Created on 2 Aug 2017 · 6Comments · Source: ClickHouse/ClickHouse

I can see that Clickhouse has a backup feature which is described in the documentation: https://clickhouse.yandex/docs/en/query_language/queries.html#backups-and-replication. What I think might be useful for users is an incremental backup that should prevent from total disasters like major hardware failures or simply human errors. Elasticsearch, for example, has plugins which allow users to take data snapshots for all indices (index is just an equivalent in Clickhouse table) or just a subset of indices. One of such plugins allows users to send data to distributed storage like AWS S3, Azure storage or Google Cloud Storage.
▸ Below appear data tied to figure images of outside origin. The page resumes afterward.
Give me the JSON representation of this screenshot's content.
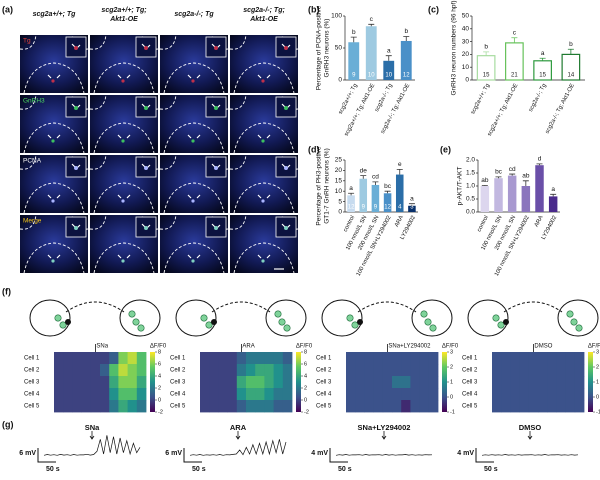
{
  "panel_labels": [
    "(a)",
    "(b)",
    "(c)",
    "(d)",
    "(e)",
    "(f)",
    "(g)"
  ],
  "micrograph": {
    "columns": [
      [
        "scg2a+/+; Tg"
      ],
      [
        "scg2a+/+; Tg;",
        "Akt1-OE"
      ],
      [
        "scg2a-/-; Tg"
      ],
      [
        "scg2a-/-; Tg;",
        "Akt1-OE"
      ]
    ],
    "rows": [
      "Tg",
      "GnRH3",
      "PCNA",
      "Merge"
    ],
    "row_colors": [
      "#e0403a",
      "#4cd964",
      "#ffffff",
      "#f5c518"
    ]
  },
  "chart_data": [
    {
      "type": "bar",
      "ylabel": [
        "Percentage of PCNA-positive",
        "GnRH3 neurons (%)"
      ],
      "categories": [
        "scg2a+/+; Tg",
        "scg2a+/+; Tg; Akt1-OE",
        "scg2a-/-; Tg",
        "scg2a-/-; Tg; Akt1-OE"
      ],
      "values": [
        59,
        84,
        30,
        61
      ],
      "errors": [
        8,
        3,
        8,
        7
      ],
      "n": [
        9,
        10,
        10,
        12
      ],
      "letters": [
        "b",
        "c",
        "a",
        "b"
      ],
      "colors": [
        "#6aaed6",
        "#9ecae1",
        "#2b6ea8",
        "#4a90c8"
      ],
      "outline": false,
      "ylim": [
        0,
        100
      ],
      "yticks": [
        0,
        50,
        100
      ]
    },
    {
      "type": "bar",
      "ylabel": [
        "GnRH3 neuron numbers (96 hpf)"
      ],
      "categories": [
        "scg2a+/+; Tg",
        "scg2a+/+; Tg; Akt1-OE",
        "scg2a-/-; Tg",
        "scg2a-/-; Tg; Akt1-OE"
      ],
      "values": [
        19,
        29,
        15,
        20
      ],
      "errors": [
        3,
        4,
        2,
        4
      ],
      "n": [
        15,
        21,
        15,
        14
      ],
      "letters": [
        "b",
        "c",
        "a",
        "b"
      ],
      "colors": [
        "#a8dca0",
        "#66c25a",
        "#2e9a3e",
        "#1f7a30"
      ],
      "outline": true,
      "ylim": [
        0,
        50
      ],
      "yticks": [
        0,
        10,
        20,
        30,
        40,
        50
      ]
    },
    {
      "type": "bar",
      "ylabel": [
        "Percentage of PH3-positive",
        "GT1-7 GnRH neurons (%)"
      ],
      "categories": [
        "control",
        "100 nmol/L SN",
        "200 nmol/L SN",
        "100 nmol/L SN+LY294002",
        "ARA",
        "LY294002"
      ],
      "values": [
        8,
        16,
        13,
        9,
        18,
        3
      ],
      "errors": [
        1,
        1.5,
        1.5,
        1,
        2.5,
        1
      ],
      "n": [
        12,
        9,
        9,
        12,
        4,
        3
      ],
      "letters": [
        "a",
        "de",
        "cd",
        "bc",
        "e",
        "a"
      ],
      "colors": [
        "#c6dbef",
        "#9ecae1",
        "#6aaed6",
        "#4a90c8",
        "#2b6ea8",
        "#08306b"
      ],
      "outline": false,
      "ylim": [
        0,
        25
      ],
      "yticks": [
        0,
        5,
        10,
        15,
        20,
        25
      ]
    },
    {
      "type": "bar",
      "ylabel": [
        "p-AKT/T-AKT"
      ],
      "categories": [
        "control",
        "100 nmol/L SN",
        "200 nmol/L SN",
        "100 nmol/L SN+LY294002",
        "ARA",
        "LY294002"
      ],
      "values": [
        1.0,
        1.3,
        1.4,
        1.0,
        1.8,
        0.6
      ],
      "errors": [
        0.02,
        0.05,
        0.06,
        0.2,
        0.05,
        0.08
      ],
      "letters": [
        "ab",
        "bc",
        "cd",
        "ab",
        "d",
        "a"
      ],
      "colors": [
        "#dcd6ee",
        "#c2b8e0",
        "#a899d0",
        "#8a75bd",
        "#6a4fa8",
        "#4a2a8c"
      ],
      "outline": false,
      "ylim": [
        0,
        2
      ],
      "yticks": [
        {
          "value": 0,
          "label": "0.0"
        },
        0.5,
        {
          "value": 1,
          "label": "1.0"
        },
        1.5,
        {
          "value": 2,
          "label": "2.0"
        }
      ]
    },
    {
      "type": "heatmap",
      "stimulus": "SNa",
      "colorbar_label": "ΔF/F0",
      "rows": [
        "Cell 1",
        "Cell 2",
        "Cell 3",
        "Cell 4",
        "Cell 5"
      ],
      "values": [
        [
          0,
          0,
          0,
          0,
          0,
          0,
          1,
          6,
          7,
          5
        ],
        [
          0,
          0,
          0,
          0,
          0,
          1,
          5,
          7,
          6,
          5
        ],
        [
          0,
          0,
          0,
          0,
          0,
          0,
          4,
          6,
          6,
          4
        ],
        [
          0,
          0,
          0,
          0,
          0,
          0,
          3,
          5,
          5,
          3
        ],
        [
          0,
          0,
          0,
          0,
          0,
          0,
          2,
          4,
          3,
          2
        ]
      ],
      "vlim": [
        -2,
        8
      ],
      "cticks": [
        8,
        6,
        4,
        2,
        0,
        -2
      ]
    },
    {
      "type": "heatmap",
      "stimulus": "ARA",
      "colorbar_label": "ΔF/F0",
      "rows": [
        "Cell 1",
        "Cell 2",
        "Cell 3",
        "Cell 4",
        "Cell 5"
      ],
      "values": [
        [
          0,
          0,
          0,
          0,
          1,
          2,
          2,
          2,
          2,
          1
        ],
        [
          0,
          0,
          0,
          0,
          2,
          3,
          4,
          4,
          3,
          2
        ],
        [
          0,
          0,
          0,
          0,
          4,
          5,
          5,
          4,
          3,
          2
        ],
        [
          0,
          0,
          0,
          0,
          3,
          4,
          4,
          3,
          2,
          2
        ],
        [
          0,
          0,
          0,
          0,
          1,
          2,
          2,
          2,
          1,
          1
        ]
      ],
      "vlim": [
        -2,
        8
      ],
      "cticks": [
        8,
        6,
        4,
        2,
        0,
        -2
      ]
    },
    {
      "type": "heatmap",
      "stimulus": "SNa+LY294002",
      "colorbar_label": "ΔF/F0",
      "rows": [
        "Cell 1",
        "Cell 2",
        "Cell 3",
        "Cell 4",
        "Cell 5"
      ],
      "values": [
        [
          0,
          0,
          0,
          0,
          0,
          0,
          0,
          0,
          0,
          0
        ],
        [
          0,
          0,
          0,
          0,
          0,
          0,
          0,
          0,
          0,
          0
        ],
        [
          0,
          0,
          0,
          0,
          0,
          0.5,
          0.5,
          0,
          0,
          0
        ],
        [
          0,
          0,
          0,
          0,
          0,
          0,
          0,
          0,
          0,
          0
        ],
        [
          0,
          0,
          0,
          0,
          0,
          0,
          -0.5,
          0,
          0,
          0
        ]
      ],
      "vlim": [
        -1,
        3
      ],
      "cticks": [
        3,
        2,
        1,
        0,
        -1
      ]
    },
    {
      "type": "heatmap",
      "stimulus": "DMSO",
      "colorbar_label": "ΔF/F0",
      "rows": [
        "Cell 1",
        "Cell 2",
        "Cell 3",
        "Cell 4",
        "Cell 5"
      ],
      "values": [
        [
          0,
          0,
          0,
          0,
          0,
          0,
          0,
          0,
          0,
          0
        ],
        [
          0,
          0,
          0,
          0,
          0,
          0,
          0,
          0,
          0,
          0
        ],
        [
          0,
          0,
          0,
          0,
          0,
          0,
          0,
          0,
          0,
          0
        ],
        [
          0,
          0,
          0,
          0,
          0,
          0,
          0,
          0,
          0,
          0
        ],
        [
          0,
          0,
          0,
          0,
          0,
          0,
          0,
          0,
          0,
          0
        ]
      ],
      "vlim": [
        -1,
        3
      ],
      "cticks": [
        3,
        2,
        1,
        0,
        -1
      ]
    },
    {
      "type": "trace",
      "stimulus": "SNa",
      "scale_y": "6 mV",
      "scale_x": "50 s",
      "ylim": [
        -2,
        16
      ],
      "values": [
        0,
        0.6,
        0.1,
        0.5,
        0,
        0.7,
        0.2,
        0.5,
        0,
        0.6,
        0.1,
        0.4,
        0.3,
        0.8,
        0.2,
        0.6,
        3,
        12,
        1,
        15,
        2,
        14,
        1,
        13,
        2,
        11,
        1,
        9,
        2,
        6
      ]
    },
    {
      "type": "trace",
      "stimulus": "ARA",
      "scale_y": "6 mV",
      "scale_x": "50 s",
      "ylim": [
        -2,
        16
      ],
      "values": [
        0,
        0.5,
        0.1,
        0.6,
        0,
        0.4,
        0.2,
        0.5,
        0.1,
        0.6,
        0,
        0.5,
        0.3,
        0.7,
        1,
        4,
        0.5,
        6,
        1,
        8,
        1,
        9,
        1,
        10,
        1,
        11,
        2,
        12,
        1,
        10
      ]
    },
    {
      "type": "trace",
      "stimulus": "SNa+LY294002",
      "scale_y": "4 mV",
      "scale_x": "50 s",
      "ylim": [
        -2,
        16
      ],
      "values": [
        0,
        0.5,
        0.2,
        0.6,
        0.1,
        0.4,
        0.3,
        0.5,
        0.1,
        0.6,
        0.2,
        0.4,
        0.3,
        0.5,
        0.1,
        0.6,
        0.2,
        0.5,
        0.1,
        0.4,
        0.3,
        0.6,
        0.2,
        0.5,
        0.1,
        0.4,
        0.2,
        0.5,
        0.3,
        0.4
      ]
    },
    {
      "type": "trace",
      "stimulus": "DMSO",
      "scale_y": "4 mV",
      "scale_x": "50 s",
      "ylim": [
        -2,
        16
      ],
      "values": [
        0,
        0.4,
        0.1,
        0.5,
        0.2,
        0.4,
        0.1,
        0.6,
        0.2,
        0.4,
        0.1,
        0.5,
        0.2,
        0.4,
        0.3,
        0.5,
        0.1,
        0.4,
        0.2,
        0.6,
        0.1,
        0.4,
        0.3,
        0.5,
        0.2,
        0.4,
        0.1,
        0.5,
        0.2,
        0.4
      ]
    }
  ]
}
Storing backups in S3 has 2 major advantages: cuts costs and in addition to that S3 is very durable. Some companies have also large HDFS clusters which can be also used to keep backups.

In the title of this issue, I mentioned incremental backups which also have a huge advantage and can be useful in Clickhouse. For more sophisticated tasks Clickhouse users can/should use MergreTree data engine. Since MergeTree uses merged blocks I believe some of those become immutable after some time. This means one could hypothetically create one full snapshot and then create incremental snapshots every day or every hour. Each incremental snapshot will require Clickhouse to send only new blocks to distributed storage system. Incremental backups can make Clickhouse more durable because snapshots will become inexpensive to execute and store.

feature operations

Source

prog8

👍15

Most helpful comment

@AlexAkulov you could have saved everyone a few clicks by providing a direct link: https://github.com/AlexAkulov/clickhouse-backup/ 😉

blinkov on 13 May 2019

👍4

All 6 comments

This would be great and make CH more appealing to organizations that need really production-ready, mature tech. Is this something that could be added to CH roadmap for early 2018?